(First published in the Curmudgeon column, Dominion Post and Press, September 2.)
MY FATHER was an engineer. He loved the precision, order and logic of mathematics. But as he grew older an interesting thing happened: words displaced numbers as the objects of his admiration. Always a keen reader, he became captivated by the English language.
It’s not so strange, when you think about it. The English language is a precision instrument, so you’d expect it to appeal to an engineer. It has been refined over centuries to the point where there’s an exact word or phrase to describe almost everything; and if there isn’t, we pinch one from another language. But the marvel of English is that it’s also constantly expanding, not only borrowing words from other cultures but inventing new ones.
For all these reasons the English language deserves to be treated with the greatest respect, which is why it irritates me when I see journalists habitually misusing words. The job of journalists is to convey meaning precisely and accurately, so they have a particular duty to use words correctly. In a sense they are guardians of the language – or should be.
But it irritates me even more when academics, who are teaching the next generation, encourage their pupils to abuse the language. I have already sounded off in this column about the Victoria University lecturer who suggested we drop apostrophes because they were (a) too hard and (b) a tool of class oppression, so I won’t go there again. Now I see that a British academic has revived the old argument that we shouldn’t bother with correct spelling.

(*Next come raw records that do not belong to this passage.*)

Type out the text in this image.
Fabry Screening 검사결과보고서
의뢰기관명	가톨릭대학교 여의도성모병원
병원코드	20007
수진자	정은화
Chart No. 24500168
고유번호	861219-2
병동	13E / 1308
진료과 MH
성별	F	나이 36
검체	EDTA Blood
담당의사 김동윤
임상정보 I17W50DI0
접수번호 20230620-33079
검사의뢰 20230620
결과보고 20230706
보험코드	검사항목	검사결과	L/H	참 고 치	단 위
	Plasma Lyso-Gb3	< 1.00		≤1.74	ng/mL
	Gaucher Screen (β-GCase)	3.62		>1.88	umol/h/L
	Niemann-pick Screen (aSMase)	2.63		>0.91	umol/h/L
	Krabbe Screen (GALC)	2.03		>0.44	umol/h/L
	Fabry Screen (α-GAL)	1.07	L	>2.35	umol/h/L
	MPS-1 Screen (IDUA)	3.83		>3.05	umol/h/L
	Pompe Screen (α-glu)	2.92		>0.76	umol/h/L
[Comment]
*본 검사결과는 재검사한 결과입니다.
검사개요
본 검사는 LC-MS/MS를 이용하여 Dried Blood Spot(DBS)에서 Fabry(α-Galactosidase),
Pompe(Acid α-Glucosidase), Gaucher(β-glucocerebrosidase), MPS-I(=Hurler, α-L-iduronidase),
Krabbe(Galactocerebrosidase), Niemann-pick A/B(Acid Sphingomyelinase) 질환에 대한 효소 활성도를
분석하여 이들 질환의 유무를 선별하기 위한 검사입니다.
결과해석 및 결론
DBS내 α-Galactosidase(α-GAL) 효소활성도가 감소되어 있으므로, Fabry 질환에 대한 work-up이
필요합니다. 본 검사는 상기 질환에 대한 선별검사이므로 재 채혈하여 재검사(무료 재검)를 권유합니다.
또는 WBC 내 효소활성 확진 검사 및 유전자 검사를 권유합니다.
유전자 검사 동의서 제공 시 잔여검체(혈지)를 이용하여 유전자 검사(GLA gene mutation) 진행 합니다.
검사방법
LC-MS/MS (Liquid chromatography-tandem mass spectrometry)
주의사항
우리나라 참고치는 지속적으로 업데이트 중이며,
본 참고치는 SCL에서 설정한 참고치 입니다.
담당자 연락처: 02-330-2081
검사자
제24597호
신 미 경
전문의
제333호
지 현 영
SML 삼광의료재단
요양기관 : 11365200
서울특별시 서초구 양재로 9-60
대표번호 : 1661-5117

Writing in the Times Higher Education Supplement (and how ironic is that?), criminologist Ken Smith argued that teachers should give up correcting students’ bad spelling and accept “variant spellings” as long as the meaning is clear.
Apart from giving me one more reason to wonder about men named Ken, this strikes me as an excuse for laziness and lack of rigour. The language is the starting point of all scholarship because it’s how we convey ideas and information, and academics of all people should demand precision and accuracy.
Clarity is the essence of good communication. Fuzzy use of the language all too easily disguises fuzzy thinking – which I suspect is why some academics see it as in their interests to promote the dumbing-down of English.
* * *
THOSE IN the Wellington commentariat who are eager to write off Winston Peters should listen to talkback radio. They would get a sharp reality check.
On the night Mr Peters was stood down last week, a steady procession of Radio Live callers declared their undying faith in the New Zealand First leader. Mr Peters could grow horns, fangs and a tail and he would still fill halls with nodding grey heads. He could appear on stage waving a dismembered baby on a spear and it would still be a media frame-up. ACT leader Rodney Hide, on the other hand, will never convince these people that he’s anything other than an organ-grinder’s monkey for sinister, shadowy Big Business figures who want to get their hands on pensioners’ Kiwibank savings accounts.
Okay, so this was Radio Live – the former Radio Pacific. We’re talking about a station whose listeners keep the snake oil industry in business, who swear that magnetic mattresses cure their arthritis and who entertain each other with piano accordion solos played down the phone line at three in the morning. They probably drape garlic plants around their front doors to ward off vampires.
But here’s the scary thing about democracy: these people have votes, and Mr Peters needs only one vote in 20 to get back into Parliament. Have a nice day.
* * *
THE WELLINGTON commentariat fails to understand the Peters phenomenon for the same reason that it often gets other things wrong about politics. The explanation is simple.
Professional political observers in the capital are well informed about the Wellington end of politics: the policy, the legislation, the personalities, the off-the-record briefings and the myriad undercurrents and rumours that constantly swirl around Parliament. They live and breathe it seven days a week. But Wellington is only 50 percent of what politics is about. The other 50 percent is what ordinary people – the people who elect governments – make of it out in the real world. And here the commentariat is fatally flawed, because it’s hopelessly ill-equipped to tap in to what ordinary voters outside the goldfish bowl of Wellington are thinking.
This explains why opinion poll results often take commentators by surprise, as when recent findings indicated National had not been greatly damaged by the leaked tapes controversy. The commentators, caught up in the political drama surrounding the leaks, expected the poll results to reflect their own excitement – but the electorate at large obviously regarded the leaked tapes saga as a non-event.
The obvious lesson is that if you want to understand what’s really happening in politics, ask someone from Waipukurau.